The aim of a Backgammon game is to shift your checkers around the game board and pull those pieces off the board quicker than your challenger who works just as hard to achieve the same buthowever they move in the opposing direction. Winning a match in Backgammon requires both strategy and luck. How far you will be able to shift your chips is up to the numbers from tossing a pair of dice, and just how you move your chips are determined by your overall playing tactics. Players use differing plans in the different parts of a game based on your positions and opponent’s.
The Running Game Strategy
The goal of the Running Game tactic is to lure all your pieces into your inner board and bear them off as quickly as you could. This plan focuses on the pace of advancing your pieces with no efforts to hit or stop your competitor’s pieces. The best time to employ this plan is when you think you can move your own checkers a lot faster than your opponent does: when 1) you have a fewer checkers on the game board; 2) all your chips have moved beyond your opponent’s pieces; or 3) the opponent does not use the hitting or blocking technique.
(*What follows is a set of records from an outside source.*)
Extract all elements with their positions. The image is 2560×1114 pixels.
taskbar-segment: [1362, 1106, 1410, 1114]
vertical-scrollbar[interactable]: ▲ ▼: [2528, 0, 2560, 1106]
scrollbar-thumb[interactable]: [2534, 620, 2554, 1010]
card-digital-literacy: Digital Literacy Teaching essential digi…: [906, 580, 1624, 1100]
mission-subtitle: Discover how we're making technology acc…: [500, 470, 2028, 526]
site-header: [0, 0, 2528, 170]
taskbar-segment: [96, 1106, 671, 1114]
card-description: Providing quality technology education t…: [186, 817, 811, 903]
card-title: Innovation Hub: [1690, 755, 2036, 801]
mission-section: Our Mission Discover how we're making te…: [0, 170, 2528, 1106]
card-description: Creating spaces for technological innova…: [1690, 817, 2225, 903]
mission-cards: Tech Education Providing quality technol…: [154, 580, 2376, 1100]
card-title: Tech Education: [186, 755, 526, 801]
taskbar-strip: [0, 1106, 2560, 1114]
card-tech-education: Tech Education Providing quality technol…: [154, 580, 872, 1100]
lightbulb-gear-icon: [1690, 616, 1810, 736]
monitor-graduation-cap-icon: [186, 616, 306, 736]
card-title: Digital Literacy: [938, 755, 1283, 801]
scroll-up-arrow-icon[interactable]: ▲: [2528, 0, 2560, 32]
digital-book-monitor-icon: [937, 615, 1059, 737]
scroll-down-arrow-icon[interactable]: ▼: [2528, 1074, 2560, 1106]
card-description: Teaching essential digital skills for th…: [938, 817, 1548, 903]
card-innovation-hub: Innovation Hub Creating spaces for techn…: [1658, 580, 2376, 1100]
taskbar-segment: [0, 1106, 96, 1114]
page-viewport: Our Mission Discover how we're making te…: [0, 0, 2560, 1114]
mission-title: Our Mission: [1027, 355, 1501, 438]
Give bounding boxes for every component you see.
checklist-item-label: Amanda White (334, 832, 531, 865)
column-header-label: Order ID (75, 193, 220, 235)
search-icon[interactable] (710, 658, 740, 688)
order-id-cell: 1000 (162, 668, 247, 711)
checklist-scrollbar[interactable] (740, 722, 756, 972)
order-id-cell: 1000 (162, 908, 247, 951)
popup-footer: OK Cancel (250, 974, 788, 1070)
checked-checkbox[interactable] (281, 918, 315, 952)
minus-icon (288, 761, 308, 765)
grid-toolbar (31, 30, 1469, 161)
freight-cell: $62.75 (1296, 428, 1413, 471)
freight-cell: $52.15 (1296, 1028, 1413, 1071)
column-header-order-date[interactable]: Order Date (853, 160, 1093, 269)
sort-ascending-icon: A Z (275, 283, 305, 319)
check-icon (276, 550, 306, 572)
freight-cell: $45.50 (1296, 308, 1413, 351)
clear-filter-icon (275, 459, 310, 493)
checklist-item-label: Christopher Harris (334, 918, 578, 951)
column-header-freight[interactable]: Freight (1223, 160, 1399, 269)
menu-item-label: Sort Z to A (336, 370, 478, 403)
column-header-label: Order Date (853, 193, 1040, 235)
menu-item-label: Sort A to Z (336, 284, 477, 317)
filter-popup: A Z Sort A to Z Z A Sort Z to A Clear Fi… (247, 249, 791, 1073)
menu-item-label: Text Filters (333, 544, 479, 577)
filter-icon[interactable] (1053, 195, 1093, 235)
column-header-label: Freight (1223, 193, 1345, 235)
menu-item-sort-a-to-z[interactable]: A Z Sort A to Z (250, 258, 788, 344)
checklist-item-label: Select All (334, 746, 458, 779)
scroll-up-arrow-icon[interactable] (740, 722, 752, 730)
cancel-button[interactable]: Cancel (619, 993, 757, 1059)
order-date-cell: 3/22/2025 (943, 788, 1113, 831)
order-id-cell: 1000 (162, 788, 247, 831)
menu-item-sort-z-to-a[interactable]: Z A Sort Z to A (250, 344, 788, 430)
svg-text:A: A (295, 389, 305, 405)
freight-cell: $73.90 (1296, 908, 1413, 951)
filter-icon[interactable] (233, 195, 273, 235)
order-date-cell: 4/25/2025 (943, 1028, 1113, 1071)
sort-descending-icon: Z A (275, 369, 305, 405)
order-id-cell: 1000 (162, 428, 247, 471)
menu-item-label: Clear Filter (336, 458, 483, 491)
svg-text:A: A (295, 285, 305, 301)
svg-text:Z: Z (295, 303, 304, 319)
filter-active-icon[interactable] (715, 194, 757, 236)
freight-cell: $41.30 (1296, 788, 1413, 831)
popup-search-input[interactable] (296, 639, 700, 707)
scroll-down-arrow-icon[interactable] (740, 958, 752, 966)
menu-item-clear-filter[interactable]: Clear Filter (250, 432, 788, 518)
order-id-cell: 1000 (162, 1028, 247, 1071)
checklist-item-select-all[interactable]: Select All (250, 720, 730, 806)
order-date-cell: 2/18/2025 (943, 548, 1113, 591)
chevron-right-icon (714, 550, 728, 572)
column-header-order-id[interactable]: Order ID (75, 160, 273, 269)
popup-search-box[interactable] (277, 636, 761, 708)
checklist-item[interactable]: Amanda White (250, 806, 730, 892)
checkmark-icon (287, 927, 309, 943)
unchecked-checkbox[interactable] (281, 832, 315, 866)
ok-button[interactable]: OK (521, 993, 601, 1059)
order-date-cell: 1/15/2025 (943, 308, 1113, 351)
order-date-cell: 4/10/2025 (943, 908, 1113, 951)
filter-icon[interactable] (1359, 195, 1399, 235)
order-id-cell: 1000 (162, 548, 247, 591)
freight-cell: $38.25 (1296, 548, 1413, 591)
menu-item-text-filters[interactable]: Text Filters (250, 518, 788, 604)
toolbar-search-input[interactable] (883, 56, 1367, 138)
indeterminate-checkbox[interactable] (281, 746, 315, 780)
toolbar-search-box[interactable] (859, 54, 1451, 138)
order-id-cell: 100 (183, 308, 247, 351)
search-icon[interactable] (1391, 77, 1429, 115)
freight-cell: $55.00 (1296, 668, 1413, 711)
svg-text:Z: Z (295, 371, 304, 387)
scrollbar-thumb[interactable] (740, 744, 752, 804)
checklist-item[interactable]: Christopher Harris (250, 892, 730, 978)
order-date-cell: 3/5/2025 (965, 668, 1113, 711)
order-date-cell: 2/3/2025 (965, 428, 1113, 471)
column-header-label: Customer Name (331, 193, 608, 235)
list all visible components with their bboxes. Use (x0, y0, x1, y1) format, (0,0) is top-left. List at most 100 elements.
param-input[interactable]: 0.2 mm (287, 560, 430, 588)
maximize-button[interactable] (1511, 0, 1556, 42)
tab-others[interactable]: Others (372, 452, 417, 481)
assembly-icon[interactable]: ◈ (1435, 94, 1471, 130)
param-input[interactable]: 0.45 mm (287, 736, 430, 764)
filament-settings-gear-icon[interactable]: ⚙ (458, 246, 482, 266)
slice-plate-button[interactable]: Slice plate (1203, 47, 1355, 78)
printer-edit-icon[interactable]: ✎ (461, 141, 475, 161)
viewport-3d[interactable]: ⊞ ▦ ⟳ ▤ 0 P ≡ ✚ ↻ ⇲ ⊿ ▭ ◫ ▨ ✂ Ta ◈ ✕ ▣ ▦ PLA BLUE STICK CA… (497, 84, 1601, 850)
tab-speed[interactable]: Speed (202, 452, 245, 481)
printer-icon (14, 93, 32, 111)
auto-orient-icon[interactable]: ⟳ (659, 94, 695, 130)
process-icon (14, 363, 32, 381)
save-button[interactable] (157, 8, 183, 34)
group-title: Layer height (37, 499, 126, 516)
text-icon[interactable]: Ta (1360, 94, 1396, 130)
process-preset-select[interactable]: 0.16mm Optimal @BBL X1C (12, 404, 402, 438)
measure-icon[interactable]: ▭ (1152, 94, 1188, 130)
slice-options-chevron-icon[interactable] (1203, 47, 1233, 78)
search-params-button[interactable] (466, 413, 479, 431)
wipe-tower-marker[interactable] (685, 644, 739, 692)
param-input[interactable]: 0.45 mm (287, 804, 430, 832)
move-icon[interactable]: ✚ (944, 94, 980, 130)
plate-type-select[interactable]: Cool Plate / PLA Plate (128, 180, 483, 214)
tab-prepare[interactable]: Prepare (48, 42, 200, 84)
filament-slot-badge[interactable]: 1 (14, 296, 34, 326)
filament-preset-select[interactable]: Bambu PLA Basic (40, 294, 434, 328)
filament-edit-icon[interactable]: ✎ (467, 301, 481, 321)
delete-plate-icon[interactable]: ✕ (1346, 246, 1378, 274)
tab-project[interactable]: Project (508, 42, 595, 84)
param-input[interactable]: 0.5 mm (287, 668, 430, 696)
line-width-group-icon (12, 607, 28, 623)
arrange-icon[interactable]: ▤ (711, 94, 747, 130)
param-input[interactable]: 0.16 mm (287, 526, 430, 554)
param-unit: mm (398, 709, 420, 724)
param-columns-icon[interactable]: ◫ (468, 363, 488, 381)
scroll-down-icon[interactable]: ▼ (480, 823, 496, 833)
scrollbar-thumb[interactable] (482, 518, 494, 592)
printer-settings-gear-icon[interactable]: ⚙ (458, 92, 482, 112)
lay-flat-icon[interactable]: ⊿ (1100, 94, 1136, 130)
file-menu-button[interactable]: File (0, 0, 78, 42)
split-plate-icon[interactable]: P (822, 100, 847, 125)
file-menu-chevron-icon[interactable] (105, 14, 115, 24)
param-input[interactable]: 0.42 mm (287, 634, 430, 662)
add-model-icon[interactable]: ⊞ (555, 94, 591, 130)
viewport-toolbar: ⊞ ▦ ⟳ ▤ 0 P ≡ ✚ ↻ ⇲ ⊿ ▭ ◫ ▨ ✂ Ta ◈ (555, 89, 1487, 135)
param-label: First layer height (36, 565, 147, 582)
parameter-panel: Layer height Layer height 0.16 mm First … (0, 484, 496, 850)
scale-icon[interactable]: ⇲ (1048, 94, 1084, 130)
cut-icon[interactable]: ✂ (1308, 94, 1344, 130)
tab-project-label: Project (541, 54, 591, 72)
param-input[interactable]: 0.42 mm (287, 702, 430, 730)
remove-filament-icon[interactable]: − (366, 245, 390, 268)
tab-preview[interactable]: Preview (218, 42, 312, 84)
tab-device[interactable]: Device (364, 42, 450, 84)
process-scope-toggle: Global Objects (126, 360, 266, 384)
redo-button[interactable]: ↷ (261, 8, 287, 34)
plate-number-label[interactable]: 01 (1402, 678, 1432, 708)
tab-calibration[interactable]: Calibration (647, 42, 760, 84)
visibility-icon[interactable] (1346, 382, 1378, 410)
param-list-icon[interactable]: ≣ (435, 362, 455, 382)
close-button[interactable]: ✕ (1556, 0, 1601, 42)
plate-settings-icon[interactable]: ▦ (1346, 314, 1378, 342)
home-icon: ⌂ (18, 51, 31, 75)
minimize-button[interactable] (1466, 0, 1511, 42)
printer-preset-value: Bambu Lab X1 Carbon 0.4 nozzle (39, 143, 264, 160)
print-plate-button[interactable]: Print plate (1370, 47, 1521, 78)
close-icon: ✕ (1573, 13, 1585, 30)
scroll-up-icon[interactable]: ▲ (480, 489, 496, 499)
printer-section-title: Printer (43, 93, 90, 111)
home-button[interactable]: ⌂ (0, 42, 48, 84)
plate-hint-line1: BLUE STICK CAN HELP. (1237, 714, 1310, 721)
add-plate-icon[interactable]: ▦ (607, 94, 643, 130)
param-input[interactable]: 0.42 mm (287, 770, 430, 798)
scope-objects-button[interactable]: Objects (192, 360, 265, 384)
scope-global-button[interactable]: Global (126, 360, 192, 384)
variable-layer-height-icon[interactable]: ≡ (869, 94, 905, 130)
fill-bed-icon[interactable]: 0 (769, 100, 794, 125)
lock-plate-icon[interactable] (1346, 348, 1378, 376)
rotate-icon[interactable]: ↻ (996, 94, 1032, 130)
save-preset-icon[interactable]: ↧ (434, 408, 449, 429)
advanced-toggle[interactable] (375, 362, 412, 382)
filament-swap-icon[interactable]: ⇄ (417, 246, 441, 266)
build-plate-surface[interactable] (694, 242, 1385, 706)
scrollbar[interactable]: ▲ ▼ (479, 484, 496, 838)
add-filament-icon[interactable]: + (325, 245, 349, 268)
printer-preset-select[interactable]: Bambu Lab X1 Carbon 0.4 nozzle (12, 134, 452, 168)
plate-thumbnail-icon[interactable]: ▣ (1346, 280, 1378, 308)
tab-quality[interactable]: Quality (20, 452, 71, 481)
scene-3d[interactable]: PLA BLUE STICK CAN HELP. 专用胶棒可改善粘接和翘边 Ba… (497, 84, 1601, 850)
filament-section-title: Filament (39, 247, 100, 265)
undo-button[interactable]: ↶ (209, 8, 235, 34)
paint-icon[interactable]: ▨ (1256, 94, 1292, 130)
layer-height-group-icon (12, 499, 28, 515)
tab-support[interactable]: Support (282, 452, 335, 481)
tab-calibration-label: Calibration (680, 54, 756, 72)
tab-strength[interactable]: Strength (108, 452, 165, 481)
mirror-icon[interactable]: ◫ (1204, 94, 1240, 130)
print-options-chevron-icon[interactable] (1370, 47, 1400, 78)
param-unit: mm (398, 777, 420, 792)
The Blocking Game Strategy
The main aim of the blocking plan, by its title, is to block your opponent’s pieces, temporarily, not fretting about shifting your checkers quickly. Once you’ve established the blockage for the opponent’s movement with a few pieces, you can shift your other pieces rapidly off the game board. You will need to also have an apparent strategy when to back off and move the checkers that you used for the blockade. The game gets intriguing when your opponent uses the same blocking technique.